In GCSE Science students often struggle to remember how to do calculations properly (when to convert units, rearrange equations, use principles such as conservation of momentum, etc). When I have given students several calculations to do (after going through a worked example) I often work harder than the students do as I have had to go around helping a lot of them, while others are waiting for help. And this is with a culture of students trying all the questions before asking for help and asking the other students on their table for help first. This has made me reflect on how I can make sure students get the feedback and guidance they need, just at the time they need it, and doesn’t require me to personally deliver it. Below are two strategies I’ve used to try to do this.
My first strategy was to give the students the answers to the questions, but in the wrong order. This allowed students to check their answers and get immediate feedback as to whether they were right or not. However if students went wrong, although they now knew they were wrong they didn’t know why. To help students try to identify their own mistakes I next got them to check their work against these common mistakes:
- Did you copy down the equation or any of the numbers wrong?
- Did you write down the rearranged equation? Write it out and then underneath replace each symbol with the number it represents.
- Did you rearrange the equation properly? Check with your table partner.
- Have you converted units? E.g. km to m, kJ to J, g to kg
- Did you make a mistake when pressing the buttons on the calculator? Try it again. [I call this ‘fat finger syndrome’!]
This helped and cut the number of questions from students by more than half.
Now this is fine for fairly simple calculations (such as using a formula such as speed=distance/time), but not for multi-step calculations, e.g. conservation of momentum style questions. For these types of questions students need to have a ‘strategy’ and know where they’re headed. In my experience this is difficult for students, even when they are fine with all the individual steps – it’s knowing how to put them together that they often struggle with.
At the time I was thinking about this, I discovered this video by Dan Meyers about making maths lessons more engaging. In the video Dan quoted Daniel Willingham: “Sometimes I think that we, as teachers, are so eager to get to the answers that we do not devote sufficient time to developing the question”. He goes on to discuss video games and argues that they are engaging because they allow choice in how tasks and puzzles are completed and solved and there is a low cost of failure and error (you can re-try something so you don’t have to start the level over again, etc) [he discusses other reasons as well, which are out of the scope of this post]. Also worth watching is this earlier Dan Meyers video where he discusses some of these ideas to create three act maths problems.
I applied these ideas when I next taught conservation of momentum (strategy #2). Instead of opening with a video (as Dan Meyer does) I used a Newton’s cradle and discussed with the class what was happening and drew out that momentum was conserved. I then asked the class what information would we need to find the velocity of the last ball after the first one has hit, allowing students to discuss this in their groups first. After this I gave them the information they had suggested (such as the masses of the balls and the initial velocity) and also gave them the final answer that they were aiming for but rounded to the nearest whole number, asking them to work with their partner to try to work out the velocity to two decimal places. The students responded well to this, they instantly could tell if their answers were right or wrong and felt that if they got a wrong answer they could simply try again and adjust their method, allowing me to circulate and listen to their conversation.

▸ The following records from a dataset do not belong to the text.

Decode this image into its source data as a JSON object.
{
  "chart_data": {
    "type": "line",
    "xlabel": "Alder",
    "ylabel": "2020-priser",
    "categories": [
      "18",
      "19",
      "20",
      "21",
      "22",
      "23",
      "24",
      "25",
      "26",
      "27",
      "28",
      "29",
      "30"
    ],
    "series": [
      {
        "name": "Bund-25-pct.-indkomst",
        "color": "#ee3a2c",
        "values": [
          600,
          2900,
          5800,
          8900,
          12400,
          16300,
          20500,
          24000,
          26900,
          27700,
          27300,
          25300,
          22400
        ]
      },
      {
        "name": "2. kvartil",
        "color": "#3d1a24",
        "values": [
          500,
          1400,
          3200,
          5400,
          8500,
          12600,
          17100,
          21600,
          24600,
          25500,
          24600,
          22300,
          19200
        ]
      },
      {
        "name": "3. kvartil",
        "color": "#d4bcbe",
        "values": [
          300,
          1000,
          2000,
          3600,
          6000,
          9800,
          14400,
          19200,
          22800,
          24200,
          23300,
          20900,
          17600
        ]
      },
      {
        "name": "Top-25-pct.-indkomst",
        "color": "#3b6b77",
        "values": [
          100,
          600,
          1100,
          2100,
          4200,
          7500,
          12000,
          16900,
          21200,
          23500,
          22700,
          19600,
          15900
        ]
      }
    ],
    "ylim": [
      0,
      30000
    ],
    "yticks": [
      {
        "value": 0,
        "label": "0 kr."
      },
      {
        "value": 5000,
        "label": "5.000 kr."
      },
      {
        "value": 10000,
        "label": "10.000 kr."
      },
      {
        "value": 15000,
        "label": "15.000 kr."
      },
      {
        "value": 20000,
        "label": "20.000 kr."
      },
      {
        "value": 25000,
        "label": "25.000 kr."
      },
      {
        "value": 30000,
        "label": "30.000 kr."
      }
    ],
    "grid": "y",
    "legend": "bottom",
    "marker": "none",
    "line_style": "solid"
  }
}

Through this process most students were able to calculate the correct velocity. After getting a couple of students to demonstrate their solutions, I then got each student to write a method as a set of steps for how to do the calculation. A lot of the students simply stated the numbers in their methods, so after they had written it I got them to replace the numbers with what they represented (e.g. momentum before collision, velocity after the collision, etc).
The students then applied their method to a simplified problem involving cars, before moving onto a past paper question. This worked well and at the end of the (double) lesson the students had applied their methods to answering the past paper question correctly.
Both of these strategies were successful in that they met my objective of reducing the amount of reacting I was doing in lesson and so freeing me up to circulate and assess how the students were getting on. For the second strategy the students seemed to enjoy producing their own method and they definitely did more thinking, and so should remember more.
Update: Since doing this I came across this excellent idea of having all the calculations projected on the board and if someone is stuck on a problem then they write their name on a post-it and stick in on the question on the board, allowing you to see who’s stuck on what and if you need to go over something with an individual, group or the whole class. I’ll definitely be trying it out!